We can do better than that.
Or at least, that’s the going theory of Visit Buffalo Niagra (New York) upon reviewing an already impressive resume of 168 sports events that brought in about 80,000 hotel rooms in the last year alone. And building more sports facilities is a part of that plan.
VBN’s outlook is based on a recently commissioned report by Indianapolis-based TSE Consulting that found that new efforts to attract new events could double the local impact of amateur sports in the region from $70 million now to as much as $140 million, according to Jonathan Epstein writing for the Buffalo News.
To arrive at the estimate, TSE examined data from the successes of cities of similar size and scope to Buffalo, including Cleveland, Columbus, Pittsburgh, Philadelphia, Nashville, St. Louis and Indianapolis.
“Although there are some magnificent facilities in Buffalo and Erie County, there are also some areas in which additional facilities would help significantly,” said TSE director Dale Neuburger about the report.

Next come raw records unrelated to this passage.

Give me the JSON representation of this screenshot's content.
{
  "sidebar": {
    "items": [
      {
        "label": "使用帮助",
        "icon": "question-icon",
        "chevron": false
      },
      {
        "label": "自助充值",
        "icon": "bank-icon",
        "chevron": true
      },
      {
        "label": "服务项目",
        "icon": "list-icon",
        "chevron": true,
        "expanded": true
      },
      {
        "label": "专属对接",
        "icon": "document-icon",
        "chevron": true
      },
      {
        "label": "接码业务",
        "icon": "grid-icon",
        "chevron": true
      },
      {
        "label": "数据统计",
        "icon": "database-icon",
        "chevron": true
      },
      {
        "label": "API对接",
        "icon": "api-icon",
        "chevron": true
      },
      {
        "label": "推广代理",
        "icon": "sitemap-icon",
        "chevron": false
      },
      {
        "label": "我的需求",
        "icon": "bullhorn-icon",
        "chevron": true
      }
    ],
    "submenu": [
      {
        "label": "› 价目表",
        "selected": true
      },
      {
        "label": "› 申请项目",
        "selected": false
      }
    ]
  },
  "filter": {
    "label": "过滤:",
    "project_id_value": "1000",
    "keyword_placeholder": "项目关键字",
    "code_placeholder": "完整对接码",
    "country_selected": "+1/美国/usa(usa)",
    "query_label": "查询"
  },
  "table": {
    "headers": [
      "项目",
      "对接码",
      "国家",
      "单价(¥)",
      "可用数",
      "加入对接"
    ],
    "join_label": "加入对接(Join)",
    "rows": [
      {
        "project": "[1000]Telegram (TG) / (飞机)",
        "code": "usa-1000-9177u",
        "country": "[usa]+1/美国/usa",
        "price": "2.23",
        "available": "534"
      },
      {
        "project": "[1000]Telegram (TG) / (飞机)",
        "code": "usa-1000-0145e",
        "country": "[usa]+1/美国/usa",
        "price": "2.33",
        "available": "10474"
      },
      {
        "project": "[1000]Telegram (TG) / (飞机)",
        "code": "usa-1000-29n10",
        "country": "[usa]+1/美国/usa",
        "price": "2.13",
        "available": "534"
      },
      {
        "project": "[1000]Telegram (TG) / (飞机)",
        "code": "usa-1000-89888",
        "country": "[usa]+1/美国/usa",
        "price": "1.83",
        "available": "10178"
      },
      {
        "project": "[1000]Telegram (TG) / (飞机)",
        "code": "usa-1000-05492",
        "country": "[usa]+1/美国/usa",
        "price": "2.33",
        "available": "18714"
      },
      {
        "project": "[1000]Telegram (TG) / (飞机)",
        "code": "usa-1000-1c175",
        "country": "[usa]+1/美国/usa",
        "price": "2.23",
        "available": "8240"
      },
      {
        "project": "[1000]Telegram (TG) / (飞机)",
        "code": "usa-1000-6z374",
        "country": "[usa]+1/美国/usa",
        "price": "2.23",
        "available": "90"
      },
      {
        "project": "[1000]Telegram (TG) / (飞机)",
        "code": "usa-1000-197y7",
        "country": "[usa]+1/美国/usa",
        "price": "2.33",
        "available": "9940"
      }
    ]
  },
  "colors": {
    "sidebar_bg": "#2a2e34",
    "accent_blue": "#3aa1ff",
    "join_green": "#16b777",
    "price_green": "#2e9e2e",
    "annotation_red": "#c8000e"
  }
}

The region is already home to plenty of sports, both those it has attracted and those it hosts as home teams. College and amateur athletic tournaments play there, from USA Hockey to the first and second rounds of NCAA men’s basketball as well as swimming and diving. It also sees more offbeat sports, including horseshoes and Scrabble tournaments. The Buffalo Niagara Convention and Visitors Bureau has estimated that 40 percent of visitors to Buffalo are there because of sports. Patrick Kaler, president and CEO of VBN, wants to up the ante.
In the coming months, he plans to begin lobbying for more sports facilities to accommodate the hoped-for growth, both from public investment dollars and private donations. In some cases, new facilities are required, and in others, tired, old buildings and fields need major facelifts. Specifically, VBN plans to push for a new 3,000- to 5,000-seat mid-sized arena, plus a multi-field complex that would include fields for soccer, lacrosse and rugby, and diamonds for baseball and softball.
Kaler says he will need to expend considerable effort convincing local government leaders, corporate sponsors, sports facility owners, developers and the community to buy into the agency’s new 10-year plan, but the economic impact report should help.
“This is our way to go to the county and put it in front of them, as well as approaching corporate sponsorships that can help subsidize and bring those partners to the table,” he told The Buffalo News editorial board. “It gives us a document to work from, rather than just Patrick and the sports team saying we need more money.”